22 Eu, porém, vos digo: todo aquele que se encoleriza contra seu irmão será réu em juízo; quem disser ao irmão: ‘Imbecil’, será réu diante do sinédrio; quem o chamar de ‘Louco’, será condenado ao fogo do inferno.
23 Portanto, se estiveres para trazer tua oferta ao altar e ali te lembrares que teu irmão tem algo contra ti,
24 deixa tua oferta ali diante do altar e vai primeiro reconciliar-te com teu irmão. Só então vai apresentar a tua oferta.
25 Procura reconciliar-te com teu adversário enquanto caminhas com ele, para que não te entregue ao juiz, e o juiz ao guarda, e sejas jogado na prisão.
26 Em verdade te digo: dali não sairás enquanto não pagares o último centavo”.
Reflexão
Jesus aprofunda o sentido da Lei e desloca o centro da justiça para o interior da pessoa. Não basta evitar o ato extremo da violência; é preciso cuidar das raízes que a alimentam. A ira, as palavras que ferem, o desprezo silencioso também matam - corroem vínculos, quebram comunhões e endurecem o coração. A justiça do Reino começa na forma como tratamos o outro.
Ao ligar o culto à reconciliação, Jesus rompe qualquer separação entre fé e vida. Não há adoração verdadeira quando as relações permanecem feridas. O altar não substitui o cuidado com o irmão; ele o exige.

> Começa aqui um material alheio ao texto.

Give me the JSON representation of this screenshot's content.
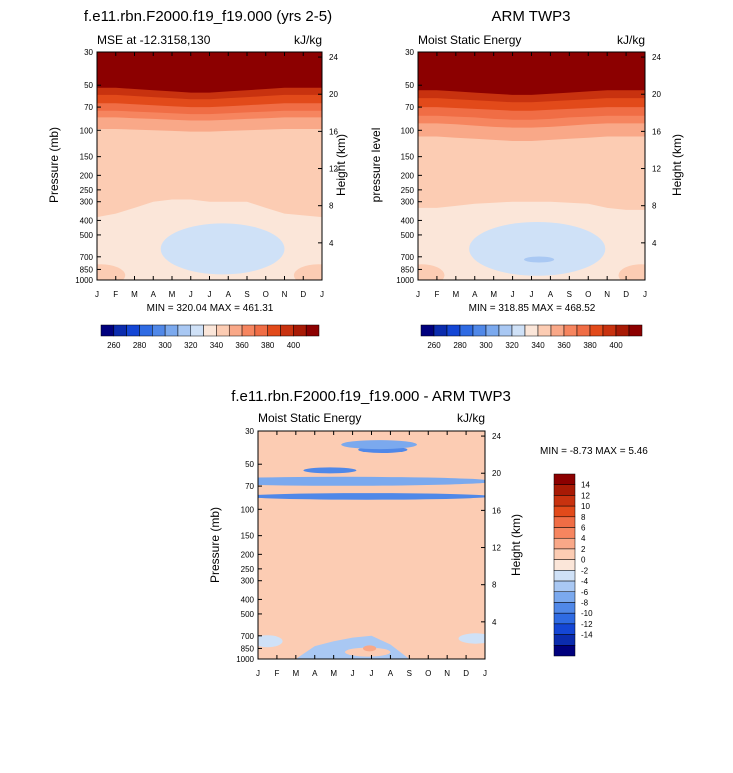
{
  "chart_data": [
    {
      "id": "p1",
      "type": "heatmap",
      "title": "f.e11.rbn.F2000.f19_f19.000 (yrs 2-5)",
      "left_label": "MSE at -12.3158,130",
      "right_label": "kJ/kg",
      "ylabel": "Pressure (mb)",
      "y2label": "Height (km)",
      "stats": "MIN = 320.04  MAX = 461.31",
      "months": [
        "J",
        "F",
        "M",
        "A",
        "M",
        "J",
        "J",
        "A",
        "S",
        "O",
        "N",
        "D",
        "J"
      ],
      "pressure_ticks": [
        "30",
        "50",
        "70",
        "100",
        "150",
        "200",
        "250",
        "300",
        "400",
        "500",
        "700",
        "850",
        "1000"
      ],
      "pressure_values": [
        30,
        50,
        70,
        100,
        150,
        200,
        250,
        300,
        400,
        500,
        700,
        850,
        1000
      ],
      "height_ticks": [
        "24",
        "20",
        "16",
        "12",
        "8",
        "4"
      ],
      "height_values": [
        24,
        20,
        16,
        12,
        8,
        4
      ],
      "colorbar_labels": [
        "260",
        "280",
        "300",
        "320",
        "340",
        "360",
        "380",
        "400"
      ],
      "ylim": [
        1000,
        30
      ],
      "layers": [
        {
          "color": "#fbe6d9",
          "p": [
            1000,
            1000,
            1000,
            1000,
            1000,
            1000,
            1000,
            1000,
            1000,
            1000,
            1000,
            1000,
            1000
          ]
        },
        {
          "color": "#fcccb3",
          "p": [
            380,
            360,
            330,
            300,
            290,
            290,
            300,
            300,
            300,
            330,
            360,
            370,
            380
          ]
        },
        {
          "color": "#f9a888",
          "p": [
            98,
            98,
            99,
            100,
            101,
            102,
            102,
            101,
            100,
            99,
            98,
            98,
            98
          ]
        },
        {
          "color": "#f6855f",
          "p": [
            82,
            82,
            83,
            84,
            85,
            86,
            86,
            85,
            84,
            83,
            82,
            82,
            82
          ]
        },
        {
          "color": "#f06d45",
          "p": [
            74,
            74,
            75,
            76,
            77,
            78,
            78,
            77,
            76,
            75,
            74,
            74,
            74
          ]
        },
        {
          "color": "#e24a1a",
          "p": [
            66,
            66,
            67,
            68,
            69,
            70,
            70,
            69,
            68,
            67,
            66,
            66,
            66
          ]
        },
        {
          "color": "#c8320f",
          "p": [
            58,
            58,
            59,
            60,
            61,
            62,
            62,
            61,
            60,
            59,
            58,
            58,
            58
          ]
        },
        {
          "color": "#8c0000",
          "p": [
            52,
            52,
            53,
            54,
            55,
            56,
            56,
            55,
            54,
            53,
            52,
            52,
            52
          ]
        }
      ],
      "blobs": [
        {
          "color": "#cfe1f7",
          "cx": 6.7,
          "cy": 620,
          "rx": 3.3,
          "ry": 1.7
        },
        {
          "color": "#fcccb3",
          "cx": 0.2,
          "cy": 930,
          "rx": 1.3,
          "ry": 1.15
        },
        {
          "color": "#fcccb3",
          "cx": 11.8,
          "cy": 930,
          "rx": 1.3,
          "ry": 1.15
        }
      ]
    },
    {
      "id": "p2",
      "type": "heatmap",
      "title": "ARM TWP3",
      "left_label": "Moist Static Energy",
      "right_label": "kJ/kg",
      "ylabel": "pressure level",
      "y2label": "Height (km)",
      "stats": "MIN = 318.85  MAX = 468.52",
      "months": [
        "J",
        "F",
        "M",
        "A",
        "M",
        "J",
        "J",
        "A",
        "S",
        "O",
        "N",
        "D",
        "J"
      ],
      "pressure_ticks": [
        "30",
        "50",
        "70",
        "100",
        "150",
        "200",
        "250",
        "300",
        "400",
        "500",
        "700",
        "850",
        "1000"
      ],
      "pressure_values": [
        30,
        50,
        70,
        100,
        150,
        200,
        250,
        300,
        400,
        500,
        700,
        850,
        1000
      ],
      "height_ticks": [
        "24",
        "20",
        "16",
        "12",
        "8",
        "4"
      ],
      "height_values": [
        24,
        20,
        16,
        12,
        8,
        4
      ],
      "colorbar_labels": [
        "260",
        "280",
        "300",
        "320",
        "340",
        "360",
        "380",
        "400"
      ],
      "ylim": [
        1000,
        30
      ],
      "layers": [
        {
          "color": "#fbe6d9",
          "p": [
            1000,
            1000,
            1000,
            1000,
            1000,
            1000,
            1000,
            1000,
            1000,
            1000,
            1000,
            1000,
            1000
          ]
        },
        {
          "color": "#fcccb3",
          "p": [
            330,
            330,
            320,
            310,
            305,
            300,
            300,
            300,
            305,
            310,
            330,
            340,
            340
          ]
        },
        {
          "color": "#f9a888",
          "p": [
            110,
            110,
            112,
            114,
            116,
            118,
            118,
            116,
            114,
            112,
            110,
            110,
            110
          ]
        },
        {
          "color": "#f6855f",
          "p": [
            90,
            90,
            91,
            93,
            95,
            96,
            96,
            95,
            93,
            91,
            90,
            90,
            90
          ]
        },
        {
          "color": "#f06d45",
          "p": [
            80,
            80,
            81,
            82,
            84,
            85,
            85,
            84,
            82,
            81,
            80,
            80,
            80
          ]
        },
        {
          "color": "#e24a1a",
          "p": [
            70,
            70,
            71,
            72,
            73,
            74,
            74,
            73,
            72,
            71,
            70,
            70,
            70
          ]
        },
        {
          "color": "#c8320f",
          "p": [
            61,
            61,
            62,
            63,
            64,
            65,
            65,
            64,
            63,
            62,
            61,
            61,
            61
          ]
        },
        {
          "color": "#8c0000",
          "p": [
            54,
            54,
            55,
            56,
            57,
            58,
            58,
            57,
            56,
            55,
            54,
            54,
            54
          ]
        }
      ],
      "blobs": [
        {
          "color": "#cfe1f7",
          "cx": 6.3,
          "cy": 620,
          "rx": 3.6,
          "ry": 1.8
        },
        {
          "color": "#a9c8f3",
          "cx": 6.4,
          "cy": 730,
          "rx": 0.8,
          "ry": 0.2
        },
        {
          "color": "#fcccb3",
          "cx": 0.2,
          "cy": 930,
          "rx": 1.2,
          "ry": 1.15
        },
        {
          "color": "#fcccb3",
          "cx": 11.8,
          "cy": 930,
          "rx": 1.2,
          "ry": 1.15
        }
      ]
    },
    {
      "id": "p3",
      "type": "heatmap",
      "title": "f.e11.rbn.F2000.f19_f19.000 - ARM TWP3",
      "left_label": "Moist Static Energy",
      "right_label": "kJ/kg",
      "ylabel": "Pressure (mb)",
      "y2label": "Height (km)",
      "stats": "MIN =  -8.73  MAX =   5.46",
      "months": [
        "J",
        "F",
        "M",
        "A",
        "M",
        "J",
        "J",
        "A",
        "S",
        "O",
        "N",
        "D",
        "J"
      ],
      "pressure_ticks": [
        "30",
        "50",
        "70",
        "100",
        "150",
        "200",
        "250",
        "300",
        "400",
        "500",
        "700",
        "850",
        "1000"
      ],
      "pressure_values": [
        30,
        50,
        70,
        100,
        150,
        200,
        250,
        300,
        400,
        500,
        700,
        850,
        1000
      ],
      "height_ticks": [
        "24",
        "20",
        "16",
        "12",
        "8",
        "4"
      ],
      "height_values": [
        24,
        20,
        16,
        12,
        8,
        4
      ],
      "colorbar_labels": [
        "14",
        "12",
        "10",
        "8",
        "6",
        "4",
        "2",
        "0",
        "-2",
        "-4",
        "-6",
        "-8",
        "-10",
        "-12",
        "-14"
      ],
      "ylim": [
        1000,
        30
      ],
      "layers": [
        {
          "color": "#a9c8f3",
          "p": [
            1000,
            1000,
            1000,
            1000,
            1000,
            1000,
            1000,
            1000,
            1000,
            1000,
            1000,
            1000,
            1000
          ]
        },
        {
          "color": "#cfe1f7",
          "p": [
            200,
            200,
            210,
            200,
            180,
            170,
            160,
            200,
            200,
            190,
            190,
            195,
            200
          ]
        },
        {
          "color": "#fbe6d9",
          "p": [
            1000,
            1000,
            480,
            430,
            410,
            420,
            470,
            560,
            1000,
            560,
            430,
            480,
            1000
          ]
        },
        {
          "color": "#fcccb3",
          "p": [
            1000,
            1000,
            1000,
            820,
            760,
            720,
            700,
            800,
            1000,
            1000,
            1000,
            1000,
            1000
          ]
        }
      ],
      "blobs": [
        {
          "color": "#7ba9ee",
          "cx": 4.5,
          "cy": 65,
          "rx": 8.0,
          "ry": 0.3
        },
        {
          "color": "#5088e8",
          "cx": 5.8,
          "cy": 82,
          "rx": 6.5,
          "ry": 0.22
        },
        {
          "color": "#5088e8",
          "cx": 6.6,
          "cy": 40,
          "rx": 1.3,
          "ry": 0.22
        },
        {
          "color": "#5088e8",
          "cx": 3.8,
          "cy": 55,
          "rx": 1.4,
          "ry": 0.2
        },
        {
          "color": "#7ba9ee",
          "cx": 6.4,
          "cy": 37,
          "rx": 2.0,
          "ry": 0.3
        },
        {
          "color": "#cfe1f7",
          "cx": 0.5,
          "cy": 760,
          "rx": 0.8,
          "ry": 0.4
        },
        {
          "color": "#cfe1f7",
          "cx": 11.5,
          "cy": 730,
          "rx": 0.9,
          "ry": 0.35
        },
        {
          "color": "#fcccb3",
          "cx": 5.8,
          "cy": 900,
          "rx": 1.2,
          "ry": 0.3
        },
        {
          "color": "#f9a888",
          "cx": 5.9,
          "cy": 850,
          "rx": 0.35,
          "ry": 0.2
        }
      ]
    }
  ],
  "colorbar_horizontal": {
    "colors": [
      "#00007d",
      "#0b2cae",
      "#1446d5",
      "#2f6be3",
      "#5088e8",
      "#7ba9ee",
      "#a9c8f3",
      "#cfe1f7",
      "#fbe6d9",
      "#fcccb3",
      "#f9a888",
      "#f6855f",
      "#f06d45",
      "#e24a1a",
      "#c8320f",
      "#a81a05",
      "#8c0000"
    ]
  },
  "colorbar_vertical": {
    "colors": [
      "#8c0000",
      "#a81a05",
      "#c8320f",
      "#e24a1a",
      "#f06d45",
      "#f6855f",
      "#f9a888",
      "#fcccb3",
      "#fbe6d9",
      "#cfe1f7",
      "#a9c8f3",
      "#7ba9ee",
      "#5088e8",
      "#2f6be3",
      "#1446d5",
      "#0b2cae",
      "#00007d"
    ]
  }
}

A espiritualidade cristã é concreta: passa pelo perdão pedido e oferecido, pela palavra reparada, pelo passo humilde que reabre o diálogo.
A urgência da reconciliação aparece no “enquanto caminhas com ele”. O tempo é hoje. Adiar o perdão endurece o coração e amplia o conflito. Jesus nos chama a uma responsabilidade madura: reconhecer a própria parte, buscar o encontro, preferir a paz à razão. A justiça do Reino não é vencer disputas, mas restaurar relações.
Este Evangelho nos lembra que Deus deseja um coração unificado. Quando a palavra e o gesto se alinham ao amor, a vida se torna culto agradável. A reconciliação não é sinal de fraqueza, mas de força espiritual: é escolher a vida onde a lógica do mundo escolheria a ruptura.
Desdobramento para a vida
Há palavras que constroem pontes e silêncios que levantam muros. O Evangelho de hoje nos convida a revisar nossas relações à luz do amor concreto, cuidando do que dizemos, do que guardamos no coração e do que evitamos enfrentar. A fé amadurece quando assumimos, com coragem, a responsabilidade de curar vínculos, pedir perdão e dar passos reais no caminho da reconciliação.
Viver este desdobramento é escolher a paz como caminho cotidiano. Antes de oferecer palavras religiosas, ofereçamos presença reconciliadora. Quando a justiça do Reino habita o coração, nossas atitudes constroem comunhão e tornam a vida inteira um verdadeiro louvor a Deus.
Perguntas para o coração
• Que sentimentos de ira ou mágoa precisam ser cuidados em mim?
• Há alguém com quem sou chamado(a) a buscar reconciliação hoje?
• Minhas palavras constroem ou ferem as relações?
• O que posso fazer, concretamente, para restaurar a paz?
Bênção para o dia – com Nossa Senhora
Que Deus te conceda um coração manso e reconciliado.
Que, pela intercessão de Nossa Senhora, Mãe da ternura e da paz,
aprendas a guardar as palavras no amor
e a dar passos humildes de reconciliação.
Que tua vida se torne sinal de comunhão
e testemunho da justiça do Reino.
Em nome do Pai, do Filho e do Espírito Santo. Amém.